Sunday, May 23, 2010

ok, seriously, you HAVE to read this book!!!!!! (THE WET ENGINE, once again)

When he was born, with his missing chamber, and we thought he might die any day, I loved him inarticulately, and raged at his Maker for making a broken boy, and many a night I sat rocking with him and thought about grace; what grace was this, to build a big pink boy with the bright face of an apple and a heart too weak to drive him through boyhood? A cruel gift of life and death at once. Now he is repaired for a while, a few years, a boyhood, before he needs a man's heart, and I have learned to shut my mouth and learn about grace: the deft grace of the doctors who edited him, the open grace of the thousand people who prayed for him in churches and temples and stupas and chapels and novenas, the grace with which he carries the body God gave him and Dave [Liam's cardiologist] edited and surgeons carved in a way dreamed up by le docteur Francis Fontan.
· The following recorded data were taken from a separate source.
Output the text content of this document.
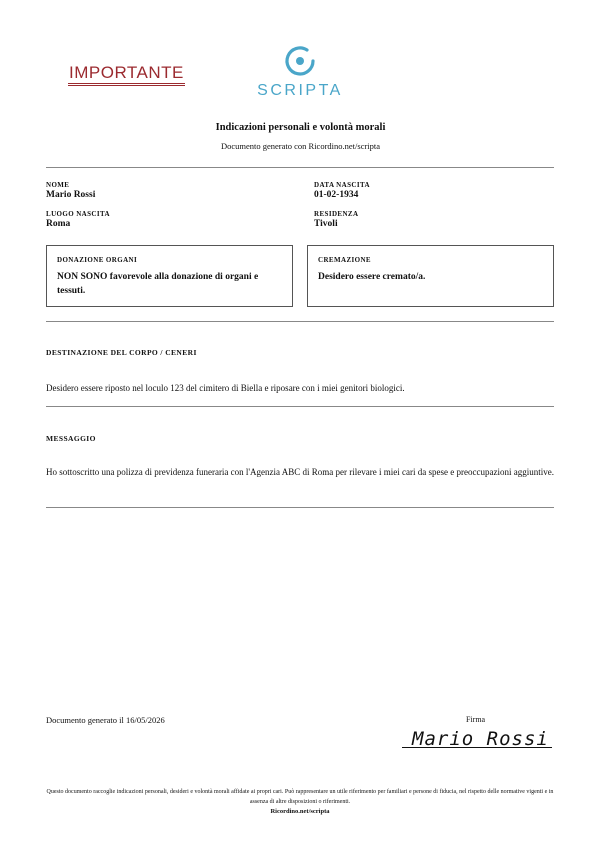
IMPORTANTE
SCRIPTA
Indicazioni personali e volontà morali
Documento generato con Ricordino.net/scripta
NOME
Mario Rossi
DATA NASCITA
01-02-1934
LUOGO NASCITA
Roma
RESIDENZA
Tivoli
DONAZIONE ORGANI
NON SONO favorevole alla donazione di organi e tessuti.
CREMAZIONE
Desidero essere cremato/a.
DESTINAZIONE DEL CORPO / CENERI
Desidero essere riposto nel loculo 123 del cimitero di Biella e riposare con i miei genitori biologici.
MESSAGGIO
Ho sottoscritto una polizza di previdenza funeraria con l'Agenzia ABC di Roma per rilevare i miei cari da spese e preoccupazioni aggiuntive.
Documento generato il 16/05/2026	Firma
Mario Rossi
Questo documento raccoglie indicazioni personali, desideri e volontà morali affidate ai propri cari. Può rappresentare un utile riferimento per familiari e persone di fiducia, nel rispetto delle normative vigenti e in assenza di altre disposizioni o riferimenti.
Ricordino.net/scripta
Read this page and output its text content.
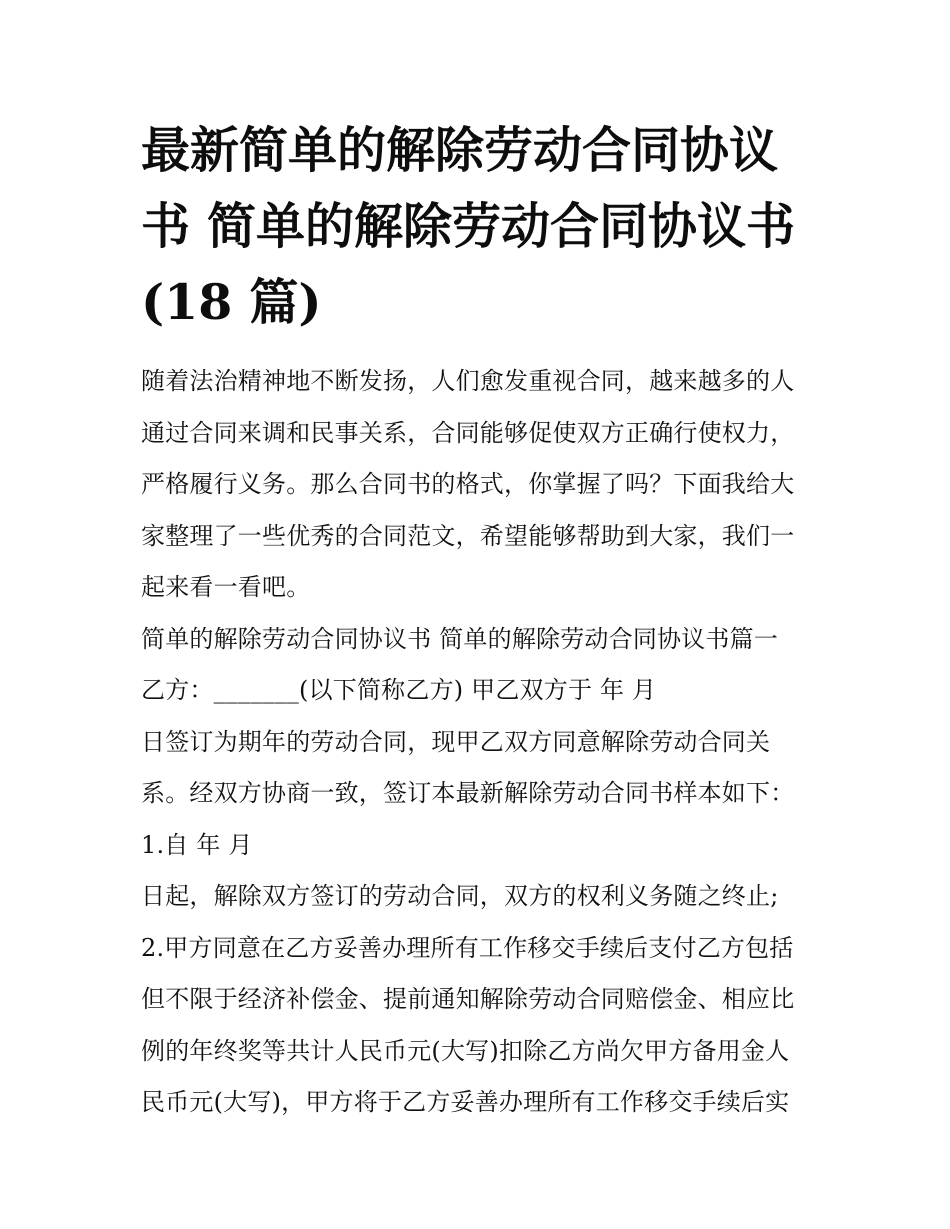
最新简单的解除劳动合同协议
书 简单的解除劳动合同协议书
(18 篇)
随着法治精神地不断发扬，人们愈发重视合同，越来越多的人
通过合同来调和民事关系，合同能够促使双方正确行使权力，
严格履行义务。那么合同书的格式，你掌握了吗？下面我给大
家整理了一些优秀的合同范文，希望能够帮助到大家，我们一
起来看一看吧。
简单的解除劳动合同协议书 简单的解除劳动合同协议书篇一
乙方：_______(以下简称乙方) 甲乙双方于 年 月
日签订为期年的劳动合同，现甲乙双方同意解除劳动合同关
系。经双方协商一致，签订本最新解除劳动合同书样本如下：
1.自 年 月
日起，解除双方签订的劳动合同，双方的权利义务随之终止;
2.甲方同意在乙方妥善办理所有工作移交手续后支付乙方包括
但不限于经济补偿金、提前通知解除劳动合同赔偿金、相应比
例的年终奖等共计人民币元(大写)扣除乙方尚欠甲方备用金人
民币元(大写)，甲方将于乙方妥善办理所有工作移交手续后实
I rub the peachfuzzcrewcutted head of my boy when he wanders past me in the kitchen, and I hold him in my arms when we sit on the couch in the dark marveling at ogres and orcs, and I rub his back at night, cupping his round face in my hand, whispering Gaelic in his ears, holding his hand when we cross the streets, rubbing his legs and feet when he cries at night from growing pains, feeling his bicep when he flexes to show me he is more powerful than his many heroes, because there is always a jolt of joy in the touch, even when I am furious at him; because when I touch him there he is, and somehow my body never forgets the fear of the loss of his body. There's some kind of electric magnetic thing at play - an electric love in his heart and mine.

"Without touch, God is a monologue, an idea, a philosophy," wrote the late great American mystic Andre Dubus. "He must touch and be touched... in the instant of the touch there is no place for thinking, for talking; the silent touch affirms all that, and goes deeper: it affirms the mysteries of love and mortality."

To which I say amen and then amen and then again amen.

this is from pages 69-70 of The Wet Engine, by Brian Doyle. it's a brilliant book, and this heart dad writes so beautifully of what it's like to live with and love and raise and cherish and fear and nurture a single ventricle kid. it's all true. every word of it (except the word "repair" in the first paragraph; there is no repair for these CHDs). every moment he describes, every emotion, every thought, every fear, every hope, every prayer... this is what it's like.

and i wouldn't change a single second of it. honestly, i wouldn't. especially the good ones.

and especially the bad ones.

because, in those genius words words i hold imo pectore,

"one way or another, he has always found his way."

to which i say amen and then amen and then again amen.